In many cases, the newer generations will bring greater clinical benefit to a patient. Thus, by the time a comparative effectiveness study is complete, it is possible that a device may be on the second or even third generation, which may be substantially different and provide significantly more clinical benefit than the previous device. Therefore, it becomes much more difficult to make a coverage decision based on this incomplete information.

It appears that Congress has an appetite to move forward on legislation on comparative effectiveness.

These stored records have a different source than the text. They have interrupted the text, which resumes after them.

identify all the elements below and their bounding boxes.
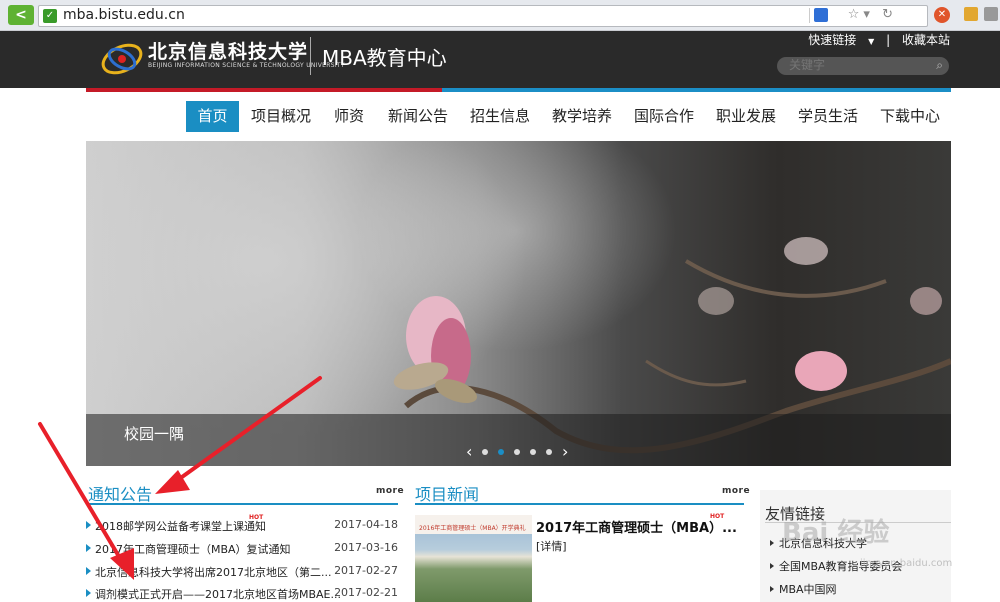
nav-item-student-life[interactable]: 学员生活 [796, 101, 860, 132]
logo-divider [310, 37, 311, 75]
bullet-icon [86, 544, 91, 552]
notice-title[interactable]: 调剂模式正式开启——2017北京地区首场MBAE... [95, 586, 341, 602]
extension-icon[interactable] [984, 7, 998, 21]
nav-item-international[interactable]: 国际合作 [632, 101, 696, 132]
site-search-input[interactable] [789, 58, 929, 72]
university-logo-icon[interactable] [98, 37, 144, 77]
next-slide-button[interactable]: › [562, 444, 568, 460]
news-thumb-caption: 2016年工商管理硕士（MBA）开学典礼 [419, 525, 526, 532]
caret-down-icon: ▼ [868, 37, 875, 46]
slide-dot-4[interactable] [530, 449, 536, 455]
news-rule [415, 503, 744, 505]
center-name[interactable]: MBA教育中心 [322, 42, 447, 71]
arrow-head-icon [155, 470, 190, 494]
news-more-link[interactable]: more [722, 486, 750, 496]
link-separator: | [886, 33, 891, 47]
browser-search-box[interactable]: ⌕ [809, 8, 950, 24]
slide-dot-1[interactable] [482, 449, 488, 455]
quick-links-menu[interactable]: 快速链接 ▼ [800, 33, 874, 47]
bookmark-site-link[interactable]: 收藏本站 [902, 33, 950, 47]
search-icon[interactable]: ⌕ [936, 58, 943, 73]
hot-badge: HOT [249, 514, 264, 521]
notice-item[interactable]: 调剂模式正式开启——2017北京地区首场MBAE... 2017-02-21 [86, 586, 398, 602]
nav-item-teaching[interactable]: 教学培养 [550, 101, 614, 132]
watermark-url: jingyan.baidu.com [860, 558, 953, 569]
notice-item[interactable]: 2017年工商管理硕士（MBA）复试通知 2017-03-16 [86, 541, 398, 557]
site-header: 北京信息科技大学 BEIJING INFORMATION SCIENCE & T… [0, 31, 1000, 88]
notice-item[interactable]: 北京信息科技大学将出席2017北京地区（第二... 2017-02-27 [86, 564, 398, 580]
slide-dot-5[interactable] [546, 449, 552, 455]
notices-rule [86, 503, 398, 505]
extension-shield-icon[interactable]: ✕ [934, 7, 950, 23]
banner-caption-bar: 校园一隅 ‹ › [86, 414, 951, 466]
notice-date: 2017-03-16 [334, 541, 398, 554]
bullet-icon [770, 586, 774, 592]
friend-link[interactable]: MBA中国网 [770, 581, 837, 597]
notices-title[interactable]: 通知公告 [88, 481, 152, 505]
logo-chinese-name[interactable]: 北京信息科技大学 [148, 37, 308, 64]
slide-dot-3[interactable] [514, 449, 520, 455]
bullet-icon [86, 589, 91, 597]
nav-item-downloads[interactable]: 下载中心 [878, 101, 942, 132]
site-search-box: ⌕ [777, 57, 949, 75]
nav-item-home[interactable]: 首页 [186, 101, 239, 132]
nav-item-admissions[interactable]: 招生信息 [468, 101, 532, 132]
nav-item-career[interactable]: 职业发展 [714, 101, 778, 132]
banner-slideshow[interactable]: 校园一隅 ‹ › [86, 141, 951, 466]
news-headline[interactable]: 2017年工商管理硕士（MBA）... [536, 517, 737, 536]
news-detail-link[interactable]: [详情] [536, 538, 567, 554]
browser-toolbar: < ✓ mba.bistu.edu.cn ☆▾ ↻ ⌕ ✕ [0, 0, 1000, 31]
watermark: Bai 经验 [782, 518, 890, 548]
news-title[interactable]: 项目新闻 [415, 481, 479, 505]
search-engine-icon[interactable] [814, 8, 828, 22]
logo-english-name: BEIJING INFORMATION SCIENCE & TECHNOLOGY… [148, 62, 345, 69]
notice-title[interactable]: 2018邮学网公益备考课堂上课通知 [95, 518, 266, 534]
notices-more-link[interactable]: more [376, 486, 404, 496]
hot-badge: HOT [710, 513, 725, 520]
bullet-icon [770, 563, 774, 569]
top-links: 快速链接 ▼ | 收藏本站 [792, 31, 950, 48]
news-thumbnail[interactable]: 2016年工商管理硕士（MBA）开学典礼 [415, 515, 532, 602]
accent-stripe-red [86, 88, 442, 92]
nav-item-overview[interactable]: 项目概况 [248, 101, 314, 132]
slide-dot-2[interactable] [498, 449, 504, 455]
notice-date: 2017-02-27 [334, 564, 398, 577]
banner-caption: 校园一隅 [124, 425, 185, 443]
bullet-icon [770, 540, 774, 546]
prev-slide-button[interactable]: ‹ [466, 444, 472, 460]
address-bar[interactable]: ✓ mba.bistu.edu.cn ☆▾ ↻ ⌕ [38, 5, 946, 27]
notice-item[interactable]: 2018邮学网公益备考课堂上课通知 HOT 2017-04-18 [86, 514, 398, 534]
back-button[interactable]: < [8, 5, 34, 25]
notice-date: 2017-02-21 [334, 586, 398, 599]
notice-date: 2017-04-18 [334, 518, 398, 531]
notice-title[interactable]: 北京信息科技大学将出席2017北京地区（第二... [95, 564, 331, 580]
nav-item-faculty[interactable]: 师资 [329, 101, 369, 132]
nav-item-news[interactable]: 新闻公告 [386, 101, 450, 132]
lock-icon[interactable] [964, 7, 978, 21]
url-text[interactable]: mba.bistu.edu.cn [63, 7, 185, 23]
accent-stripe-blue [442, 88, 951, 92]
bullet-icon [86, 567, 91, 575]
bullet-icon [86, 521, 91, 529]
notice-title[interactable]: 2017年工商管理硕士（MBA）复试通知 [95, 541, 291, 557]
secure-check-icon: ✓ [43, 9, 57, 23]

Most recently, Sen. Max Baucus (D-MT), chairman of the US Senate Committee on Finance, announced legislation to create a private-public entity that would work with federal health agencies to establish comparative effectiveness methodologies. Although the legislation mentioned that costs initially would not be included in research studies, it left open the possibility that they could be included down the road.

With a limited legislative schedule ahead, it appears there is a short window of opportunity to move forward on such measures. However, comparative effectiveness will continue to be part of the dialogue as Congress deals with the long-term budget constraints.